Merlin, la nouvelle DEX, basée sur zkSync, a perdu 1,8 million de dollars lors d’un exploit
Ce mercredi matin, Merlin, une nouvelle plateforme d’échange décentralisée (DEX) et basée sur zkSync, a été victime d’un vol de plus de 1,8 million de dollars. Cet exploit est survenu au cours de la prévente publique de ses jetons mage (MAGE).
Les pirates ont emporté avec eux des jetons MAGE d’une valeur de 850 000 dollars (USDC). Ils ont également soutiré d’autres jetons dont la liquidité n’était pas très élevée.
Un piratage de la plateforme Merlin opéré en interne par son équipe technique
Selon les données de la blockchain, il semblerait qu’une entité contrôlant le pool de liquidités soit parvenue à facilement vider les fonds. Cela signifie donc que cette attaque ne constituait pas un exploit complexe ou sophistiqué.

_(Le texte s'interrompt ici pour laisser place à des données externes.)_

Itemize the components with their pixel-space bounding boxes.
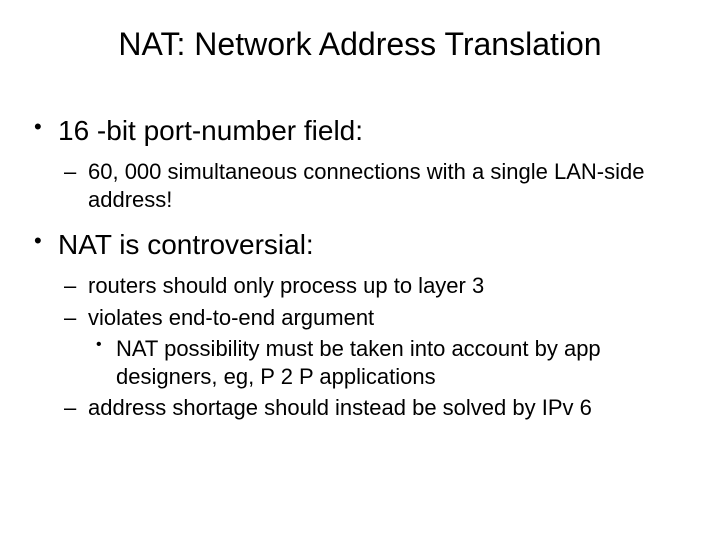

Malgré l’audit réalisé par CertiK, une société spécialisée dans la sécurité des blockchains, l’attaque en question s’est produite. Les données du site web de CertiK montrent que l’audit a conclu qu’il n’y avait pas de constatations critiques.
C’est au cours d’un événement de trois jours que Merlin a soumis ses jetons MAGE à une prévente publique auprès des investisseurs. Cette prévente ne comportait pas de plafond absolu.
Ainsi, au cours de cette prévente, le jeton $MAGE se négociera à partir de 45 dollars, pour une valorisation boursière de 850 000 dollars. Mardi, les développeurs de Merlin ont déclaré que le montant total recueilli au cours de cette prévente déterminera le prix final des jetons pour tous les utilisateurs.
Les développeurs de Merlin ont tardé avant de publier un communiqué concernant ce piratage des fonds survenu mercredi matin. Ils ont fini par le faire sur le compte officiel de la plateforme et dans ce message, ils déclarent :
“Rapport post-mortem de Merlin. C’est avec le plus grand regret que nous devons vous informer d’une défaillance majeure dans l’intégrité structurelle et les contrôles de la plateforme Merlin. Aux premières heures de ce matin, plusieurs membres de l’équipe Back-End ont vidé tous nos contrats.”
Dans un autre tweet, les développeurs ajoutent :
“Nous sommes profondément attristés par les actions de l’équipe technique, en qui nous avons placé une grande confiance. Merlin continuera à soutenir notre communauté et compte bien résoudre le problème.”
La plateforme a également fait savoir que son enquête sur cette fraude lui a permis de traquer les deux portefeuilles utilisés par l’équipe technique à l’origine de ce vol. Elle a aussi fait savoir qu’elle collaborait avec les autorités serbes, où se trouvent probablement les pirates, afin de rentrer en possession des fonds volés.
Par ailleurs, la plateforme affirme que les utilisateurs victimes de l’attaque seront remboursés. En effet, elle soutient que :
“La restitution de tous les fonds aux personnes concernées et aux participants à la plateforme Merlin dans les plus brefs délais est notre priorité absolue. À cette fin, nous travaillons avec @Certik (…) pour rembourser tous les utilisateurs concernés.”
CertiK étudie comment compenser les utilisateurs victimes de cette fraude
Selon les données de la blockchain Merlin, fournies par Arkham Intelligence, au total, 1,82 million de dollars ont été volés. Les fonds ont été transférés sur le réseau Ethereum avant leur conversion en éther.
CertiK, la société qui a vérifié le code de Merlin, a déclaré sur Twitter qu’elle “étudiait les modalités permettant de compenser la communauté avec ZKSync”. Elle a aussi déclaré qu’elle ” collaborait avec les forces de l’ordre ” afin de retrouver les ” développeurs malhonnêtes “, qui sont sûrement basés en Europe. La société a également offert aux pirates une prime de 20 % et les a invités à restituer le reste des fonds en échange.
Par ailleurs, avant la publication de son rapport, la société a précisé qu’elle avait ” relevé les failles relatives aux privilèges des clés privées dans le rapport d’audit ” de Merlin.